W świetle tych faktów dotychczasowe działania światowych liderów politycznych jawią się jako żałośne i wprost niewiarygodnie nieadekwatne do skali zagrożenia, czego najlepszym dowodem jest to, że w 2018 r. globalne emisje CO2 wzrosły znów o ok. 2,7 proc. Postawa kolejnych polskich rządów wobec polityki klimatycznej jest zaś klasycznym przykładem tego, co najgorsze w podejściu polityków do klimatu: naiwnego negowania zagrożeń, krótkowzroczności, nieumiejętności właściwego definiowania interesu narodowego i nieodpowiedzialnego ulegania naciskom lobby zasiedziałych przedsiębiorstw energetycznych. Suma takich postaw na poziomie poszczególnych krajów doprowadziła nas globalnie do miejsca, w którym jesteśmy, czyli na sam skraj przepaści.

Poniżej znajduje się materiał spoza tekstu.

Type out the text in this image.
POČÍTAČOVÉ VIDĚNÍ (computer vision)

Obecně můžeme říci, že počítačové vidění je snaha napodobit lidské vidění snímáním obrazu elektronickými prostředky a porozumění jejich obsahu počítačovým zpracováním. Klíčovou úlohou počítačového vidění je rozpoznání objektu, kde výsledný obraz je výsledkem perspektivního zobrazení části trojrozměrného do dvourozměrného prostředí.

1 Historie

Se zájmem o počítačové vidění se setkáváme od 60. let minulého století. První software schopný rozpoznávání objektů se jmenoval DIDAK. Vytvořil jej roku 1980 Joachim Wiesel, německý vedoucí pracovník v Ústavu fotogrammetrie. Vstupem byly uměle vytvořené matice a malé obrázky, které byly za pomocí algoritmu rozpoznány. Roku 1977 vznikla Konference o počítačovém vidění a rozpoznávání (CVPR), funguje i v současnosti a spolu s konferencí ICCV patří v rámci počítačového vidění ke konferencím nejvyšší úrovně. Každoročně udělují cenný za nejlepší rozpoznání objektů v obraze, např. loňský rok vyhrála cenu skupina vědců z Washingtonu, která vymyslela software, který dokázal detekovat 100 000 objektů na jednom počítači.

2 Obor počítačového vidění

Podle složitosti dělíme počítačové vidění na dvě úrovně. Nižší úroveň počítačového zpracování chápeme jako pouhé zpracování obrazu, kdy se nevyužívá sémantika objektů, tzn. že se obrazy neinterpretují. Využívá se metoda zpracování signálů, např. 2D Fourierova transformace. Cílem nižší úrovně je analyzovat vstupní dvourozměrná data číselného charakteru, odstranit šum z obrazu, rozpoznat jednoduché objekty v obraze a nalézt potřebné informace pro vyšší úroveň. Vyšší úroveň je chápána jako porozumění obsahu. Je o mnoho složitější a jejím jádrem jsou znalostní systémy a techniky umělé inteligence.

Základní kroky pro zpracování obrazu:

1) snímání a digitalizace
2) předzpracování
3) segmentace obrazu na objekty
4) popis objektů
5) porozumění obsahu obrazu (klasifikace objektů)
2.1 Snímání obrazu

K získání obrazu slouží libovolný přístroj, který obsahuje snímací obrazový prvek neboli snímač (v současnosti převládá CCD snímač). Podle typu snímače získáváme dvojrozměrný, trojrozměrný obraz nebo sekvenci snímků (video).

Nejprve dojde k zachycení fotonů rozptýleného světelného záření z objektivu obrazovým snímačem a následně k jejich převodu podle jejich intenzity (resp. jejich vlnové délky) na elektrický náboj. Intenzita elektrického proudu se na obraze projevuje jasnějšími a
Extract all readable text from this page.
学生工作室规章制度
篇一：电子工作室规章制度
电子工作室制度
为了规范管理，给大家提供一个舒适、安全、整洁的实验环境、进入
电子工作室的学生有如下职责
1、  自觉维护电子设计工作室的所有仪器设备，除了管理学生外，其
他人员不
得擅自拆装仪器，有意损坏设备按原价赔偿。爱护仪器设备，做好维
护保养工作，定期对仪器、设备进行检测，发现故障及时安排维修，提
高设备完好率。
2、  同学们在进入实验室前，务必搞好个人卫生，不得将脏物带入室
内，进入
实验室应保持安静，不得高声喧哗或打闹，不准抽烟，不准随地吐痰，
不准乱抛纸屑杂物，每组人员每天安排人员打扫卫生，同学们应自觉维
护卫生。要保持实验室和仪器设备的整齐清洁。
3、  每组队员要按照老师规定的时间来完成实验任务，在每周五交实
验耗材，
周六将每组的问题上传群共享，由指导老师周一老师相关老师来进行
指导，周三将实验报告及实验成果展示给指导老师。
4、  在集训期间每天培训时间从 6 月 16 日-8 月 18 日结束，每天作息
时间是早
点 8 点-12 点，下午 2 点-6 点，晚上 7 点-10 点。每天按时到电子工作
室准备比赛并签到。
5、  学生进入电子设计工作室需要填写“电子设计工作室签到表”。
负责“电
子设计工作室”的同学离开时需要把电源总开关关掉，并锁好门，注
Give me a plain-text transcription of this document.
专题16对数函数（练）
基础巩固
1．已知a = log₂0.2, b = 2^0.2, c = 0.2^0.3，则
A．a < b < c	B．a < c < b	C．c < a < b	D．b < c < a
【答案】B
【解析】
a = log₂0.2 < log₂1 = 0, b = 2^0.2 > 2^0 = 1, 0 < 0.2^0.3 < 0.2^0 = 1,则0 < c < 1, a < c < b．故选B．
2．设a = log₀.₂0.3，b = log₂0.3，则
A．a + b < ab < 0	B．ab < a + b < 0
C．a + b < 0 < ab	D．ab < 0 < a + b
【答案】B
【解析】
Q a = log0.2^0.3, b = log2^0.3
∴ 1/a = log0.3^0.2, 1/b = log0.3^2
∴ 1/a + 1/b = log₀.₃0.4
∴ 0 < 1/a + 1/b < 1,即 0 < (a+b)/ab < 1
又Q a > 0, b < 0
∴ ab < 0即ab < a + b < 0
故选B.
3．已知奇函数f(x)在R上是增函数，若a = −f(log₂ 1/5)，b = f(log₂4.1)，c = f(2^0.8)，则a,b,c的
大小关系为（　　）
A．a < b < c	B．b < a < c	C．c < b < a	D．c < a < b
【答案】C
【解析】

Rok 2019, pierwszy z dwunastu, jakie zdaniem naukowców pozostały ludzkości na dokonanie radykalnych zmian i uratowanie się przed katastrofą, przyniósł jednak wreszcie pierwsze odważniejsze głosy w sprawie energetyki i klimatu ze strony polskich mainstreamowych ugrupowań politycznych. Na początku stycznia PSL przedstawił swoje postulaty dotyczące głębokiej przebudowy energetyki i rozwoju rozproszonych źródeł odnawialnych w miejsce scentralizowanej energetyki węglowej, a miesiąc później nowe ugrupowanie Roberta Biedronia zapowiedziało zamknięcie kopalń węgla do 2035 r.
W ten sposób postulaty dekarbonizacji prowadzonej w tempie bardziej adekwatnym do sytuacji, do tej pory promowane tylko przez Zielonych i nietraktowane poważnie przez duże siły polityczne, znalazły się w centrum debaty – i w ogniu krytyki.
Z punktu widzenia ochrony klimatu odejście od wytwarzania energii z węgla w ciągu najbliższych kilkunastu lat to absolutne minimum tego, co trzeba zrobić, przy czym oczywiście zacząć należy nie od zamykania kopalń, ale od wprowadzenia oszczędności energii i zastąpienia węglowych elektrowni czystymi źródłami. W tym sensie postulat Biedronia nie jest radykalny – jest oczywisty. Jednak jego zrealizowanie w sposób społecznie odpowiedzialny będzie wymagało radykalnej zmiany naszych utartych nawyków myślowych i praktyki politycznej. To właśnie tutaj leży prawdziwe wyzwanie, które dla Wiosny będzie testem zdolności tego ugrupowania do wypełnienia swojej sztandarowej obietnicy dotyczącej zmiany samego sposobu uprawiania polityki, a nie tylko kierunków poszczególnych polityk publicznych.